Osatuyi also charged the government to channel savings of subsidy provisions to provide palliative to the masses, asking the government to be alert and sensitive to resentment from the masses.
Mr. Olumide Adeosun, Chairman Major Marketers Association of Nigeria, who moderated the session, emphasised the need for the government and industry regulator to consistently limit and mitigate against petroleum product supply gaps and price volatility related to exposure to international markets.
He said urged the major players in the sector to promote best practices in Health, Security, Safety, Environment, and Quality (HSSEQ), embrace automation and technology, managing customer expectations as part of strategies to win public support strategies to ensure a sustainable future for the petroleum downstream sector.
He disclosed that the gains from the removal of fuel subsidies can only be achieved through effective change management, identifying potential pitfalls, and mitigation strategies.
He said, “As we journey towards full deregulation, there is a need for the government to open access and optimize the country’s logistics infrastructure, including pipelines, pumping stations, and storage depots.
“As part of the preparation for a fully deregulated market, the Nigerian Midstream and Downstream Petroleum Authority(NMDPRA) needs to continuously determine local refining capacity, project and request crude oil requirements from the Nigerian Upstream Petroleum Regulatory Commission.
“To address the unmet national demand, the Authority must establish transparent, inclusive, and competitive guidelines for importation.
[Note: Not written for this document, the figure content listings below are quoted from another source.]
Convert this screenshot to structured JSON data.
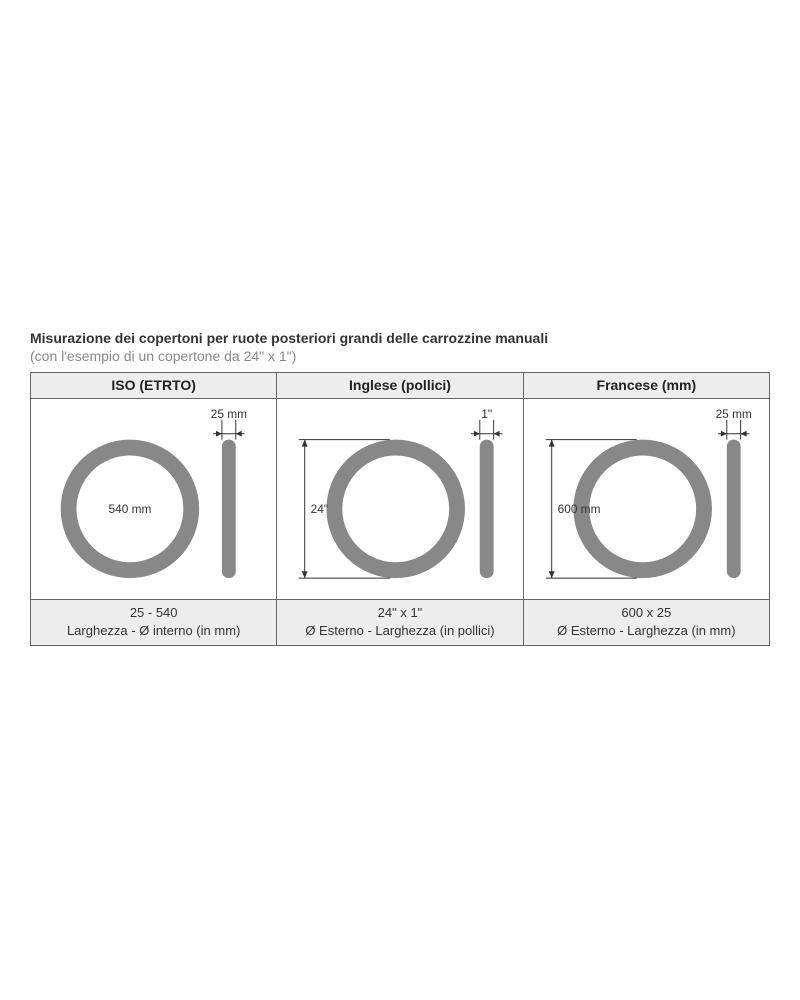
{
  "title": "Misurazione dei copertoni per ruote posteriori grandi delle carrozzine manuali",
  "subtitle": "(con l'esempio di un copertone da 24\" x 1\")",
  "colors": {
    "ring": "#888888",
    "dim_line": "#333333",
    "text": "#333333",
    "header_bg": "#ededed",
    "border": "#666666",
    "page_bg": "#ffffff"
  },
  "ring_stroke_width": 16,
  "panels": [
    {
      "header": "ISO (ETRTO)",
      "footer_line1": "25 - 540",
      "footer_line2": "Larghezza - Ø interno (in mm)",
      "diameter_label": "540 mm",
      "width_label": "25 mm",
      "measure_mode": "inner"
    },
    {
      "header": "Inglese (pollici)",
      "footer_line1": "24\" x 1\"",
      "footer_line2": "Ø Esterno - Larghezza (in pollici)",
      "diameter_label": "24\"",
      "width_label": "1\"",
      "measure_mode": "outer"
    },
    {
      "header": "Francese (mm)",
      "footer_line1": "600 x 25",
      "footer_line2": "Ø Esterno - Larghezza (in mm)",
      "diameter_label": "600 mm",
      "width_label": "25 mm",
      "measure_mode": "outer"
    }
  ]
}
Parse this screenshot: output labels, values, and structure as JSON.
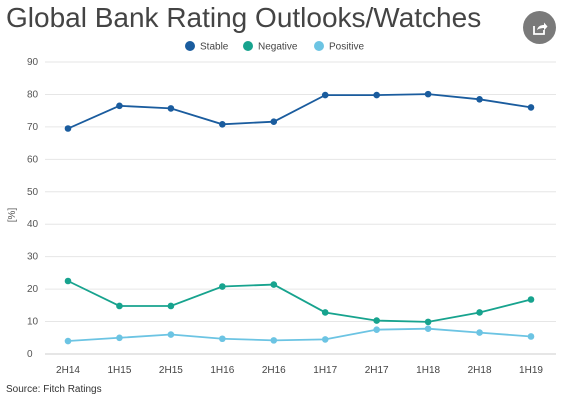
{
  "header": {
    "title": "Global Bank Rating Outlooks/Watches",
    "share_icon": "share-icon"
  },
  "source": "Source: Fitch Ratings",
  "chart_data": {
    "type": "line",
    "title": "Global Bank Rating Outlooks/Watches",
    "xlabel": "",
    "ylabel": "[%]",
    "categories": [
      "2H14",
      "1H15",
      "2H15",
      "1H16",
      "2H16",
      "1H17",
      "2H17",
      "1H18",
      "2H18",
      "1H19"
    ],
    "yticks": [
      0,
      10,
      20,
      30,
      40,
      50,
      60,
      70,
      80,
      90
    ],
    "ylim": [
      0,
      90
    ],
    "grid": true,
    "legend": "top-center",
    "series": [
      {
        "name": "Stable",
        "color": "#1a5c9e",
        "values": [
          69.5,
          76.5,
          75.7,
          70.8,
          71.6,
          79.8,
          79.8,
          80.1,
          78.5,
          76.0
        ]
      },
      {
        "name": "Negative",
        "color": "#17a38e",
        "values": [
          22.5,
          14.8,
          14.8,
          20.8,
          21.4,
          12.8,
          10.3,
          9.9,
          12.8,
          16.8
        ]
      },
      {
        "name": "Positive",
        "color": "#6cc4e3",
        "values": [
          4.0,
          5.0,
          6.0,
          4.7,
          4.2,
          4.5,
          7.5,
          7.8,
          6.6,
          5.4
        ]
      }
    ]
  }
}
These guidelines, which should provide the pathway for obtaining foreign exchange, need to be made public, and implemented in good time before the
commencement of price deregulation,” Adeosun said.
The MOMAN Chairman however revealed that participants at the workshop emphasised the need for continuous industry engagement, collaboration, and public sensitization to aid public buy-in on new policies by the government.